Dari tepi Sungai Teirie, terlihat seorang remaja lelaki berlarian menyusuri tepian sungai dengan bertelanjang kaki. Ia menikmati dinginnya embun pagi hari yang menggelitik dan sedikit menyengat itu di telapak kakinya. Ia selalu menikmati momen ini, karena ia tahu bahwa nanti ia akan disibukkan dengan aktivitas kesehariannya.
Remaja itu berhenti, menghirup udara pagi dingin dengan sekuat tenaga mengisi penuh paru-parunya hingga merasa dadanya kedinginan, lalu menghembuskannya dengan kuat pula. Kepulan uap air keluar dari lubang hidungnya. Ia mencoba meniup udara hingga kepulan uap air hangat itu meluncur halus dari mulutnya, mencoba menangkap kepulan itu dengan menangkupkan kedua belah tangannnya, yang hasilnya hanya sia belaka meskipun ia berhasil merasakan hangatnya kepulan itu. Tak berhenti sampai situ saja, ia menggosok-gosokkan tangannya, lalu menempelkannnya ke beberapa bagian tubuh yang lain guna berbagi hangat.
Mata remaja itu menerawang jauh ke langit, mendapati bahwa tidak ada sinar kemerahanpun yang terlihat, tanda sang surya masih belum berani memamerkan wajahnya. Setelah mendongak, ia sekarang menunduk, menatapi aliran air Sungai Teirie yang tenang dan bening itu. Sekilas, ia mendapati pantulan sosok di seberang sana. Sosok itu memiliki rambut pendek berwarna coklat kemerahan, lengkap dengan sepasang iris yang senada warna, juga warna kulit kuning langsat yang ikut menghiasi.

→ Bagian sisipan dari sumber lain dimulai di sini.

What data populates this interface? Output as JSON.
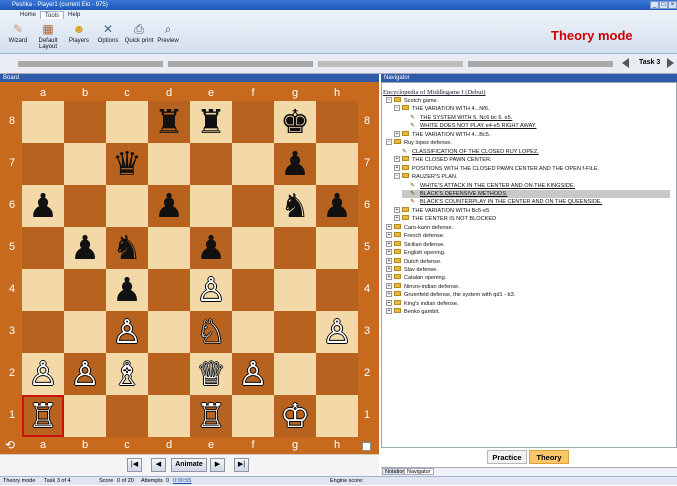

“Hai, namaku Erno Orkney. Jika boleh tahu siapa nama—ah, sial. Itu terlalu buruk,” gusarnya sambil mengacak-acak rambutnya. Sial, bagaimana aku berbicara dengan gadis bila terus seperti ini?
Erno mengulangi dialog serupa berulang kali dengan cerminannya itu. Ia menggunakan beragam dialog, namun semua dari mereka berakhir sama, sebuah gelengan keras dari Erno sendiri. Ia terlalu malu untuk mengakhiri tiap kalimat.
Jika saja adiknya mengetahui kelakuannya yang memalukan ini, ia akan malu dan bersemu merah. Sempat, ia tertangkap basah berbicara seperti ini dengan sebuah cermin. Hasilnya, ia mendapat cacian dari adiknya itu. “Kakak narsis! Apakah seputusasakah kakak dalam mencuri hati gadis hingga jatuh hati dengan diri sendiri? Menjijikkan!“ begitulah cacian yang dilontarkan Florence Orkney pada kakaknya itu.
Erno menghembuskan nafas kecil. Yah, jika ia membandingkan dirinya dengan adiknya yang jenius itu, ia bukanlah apa-apa. Gadis itu cantik dan cerdas. Itu terlihat dari sorot mata birunya yang ia warisi dari si ibu. Aura yang dipancarkan gadis itu jugalah berbeda dengan orang pada umumnya, menambah-nambah kesan wibawa yang juga ia warisi dari si ayah. Sementara Erno, ah, ia tidak diwarisi apapun, karena memang bukan darah daging dari keduanya.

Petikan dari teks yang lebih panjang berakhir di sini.